Ontogeny and Reproduction
- Gestation Period: 6-7 months
- Young per Birth: 1
- Weaning: 2 months
- Sexual Maturity: Females at 8-10 months, males at 12 months
- Life span: Up to 14 years
After birth, the young lie up in dense cover for a number of weeks.
Ecology and Behavior
Feeding predominantly from dusk until dawn, the gray duiker rests in favourite hiding places in scrub or grass during the day. This small antelope has exceptional speed and stamina, and is usually able to outrun dogs that chase after it. The home ranges of individuals of the same sex rarely overlap. However, there is substantial common land in the ranges of individuals of the opposite sexes. Males are territorial, marking their defended areas with preorbital secretions and attacking other males that intrude. The favourite resting place of these males is a high spot overlooking their territory. In favourable areas there are approximately 2 animals per square kilometer. Juveniles make a loud bleat if caught, which brings the parents running.

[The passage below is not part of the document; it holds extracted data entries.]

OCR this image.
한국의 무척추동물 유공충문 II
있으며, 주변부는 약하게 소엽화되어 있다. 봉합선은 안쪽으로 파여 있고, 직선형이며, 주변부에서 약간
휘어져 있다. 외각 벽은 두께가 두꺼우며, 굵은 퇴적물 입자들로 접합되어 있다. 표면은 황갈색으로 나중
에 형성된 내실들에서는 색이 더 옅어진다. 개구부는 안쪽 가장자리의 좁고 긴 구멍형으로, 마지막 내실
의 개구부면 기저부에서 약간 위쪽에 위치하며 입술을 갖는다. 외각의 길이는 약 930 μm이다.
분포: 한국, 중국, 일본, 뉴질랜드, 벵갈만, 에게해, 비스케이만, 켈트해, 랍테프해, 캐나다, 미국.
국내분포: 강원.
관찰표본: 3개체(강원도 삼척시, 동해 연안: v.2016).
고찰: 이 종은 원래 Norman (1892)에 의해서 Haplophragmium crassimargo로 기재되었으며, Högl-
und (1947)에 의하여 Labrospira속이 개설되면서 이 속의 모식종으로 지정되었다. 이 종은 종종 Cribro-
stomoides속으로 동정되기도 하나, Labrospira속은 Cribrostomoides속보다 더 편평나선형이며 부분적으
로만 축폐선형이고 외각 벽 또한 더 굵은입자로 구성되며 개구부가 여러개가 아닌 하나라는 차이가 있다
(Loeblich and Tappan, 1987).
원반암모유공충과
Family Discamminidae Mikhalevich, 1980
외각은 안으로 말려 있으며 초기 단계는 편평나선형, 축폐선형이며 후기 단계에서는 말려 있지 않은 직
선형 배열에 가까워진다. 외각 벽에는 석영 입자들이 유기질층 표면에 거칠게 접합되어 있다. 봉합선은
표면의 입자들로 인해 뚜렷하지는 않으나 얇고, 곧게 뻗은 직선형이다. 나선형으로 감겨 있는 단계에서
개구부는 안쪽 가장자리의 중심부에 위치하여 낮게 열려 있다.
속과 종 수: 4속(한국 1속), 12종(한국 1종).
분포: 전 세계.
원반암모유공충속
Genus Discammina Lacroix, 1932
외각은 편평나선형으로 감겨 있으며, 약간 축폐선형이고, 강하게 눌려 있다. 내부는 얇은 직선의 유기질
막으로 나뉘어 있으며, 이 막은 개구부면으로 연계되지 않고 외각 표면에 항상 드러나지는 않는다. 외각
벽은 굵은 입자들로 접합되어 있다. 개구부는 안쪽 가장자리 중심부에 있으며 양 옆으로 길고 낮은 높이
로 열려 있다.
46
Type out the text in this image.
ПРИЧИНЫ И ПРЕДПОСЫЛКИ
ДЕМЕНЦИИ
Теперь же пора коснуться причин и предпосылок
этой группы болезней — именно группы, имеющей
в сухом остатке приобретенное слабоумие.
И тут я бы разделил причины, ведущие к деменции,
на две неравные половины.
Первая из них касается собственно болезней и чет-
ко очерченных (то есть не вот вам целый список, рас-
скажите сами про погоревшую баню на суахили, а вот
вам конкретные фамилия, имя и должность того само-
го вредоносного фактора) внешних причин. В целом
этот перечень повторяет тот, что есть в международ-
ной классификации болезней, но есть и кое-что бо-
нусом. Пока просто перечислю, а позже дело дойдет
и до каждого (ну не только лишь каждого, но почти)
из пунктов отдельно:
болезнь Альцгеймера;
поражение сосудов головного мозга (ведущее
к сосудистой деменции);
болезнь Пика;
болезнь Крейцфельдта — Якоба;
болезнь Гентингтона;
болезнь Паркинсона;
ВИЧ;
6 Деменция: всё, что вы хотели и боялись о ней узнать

- Family group: Usually solitary, although pairs are occasionally sighted
- Diet: Tree and bush foliage, fruits, seeds, occasionally carrion
- Main Predators: Large predators, small cats, baboon, crocodile, python, eagle
Sparse forests, brushy steppe, savanna, and mountainous regions throughout sub-Saharan Africa.
The gray duiker, as its alternate name might suggest, is common and is not on the IUCNs 1996 Red List.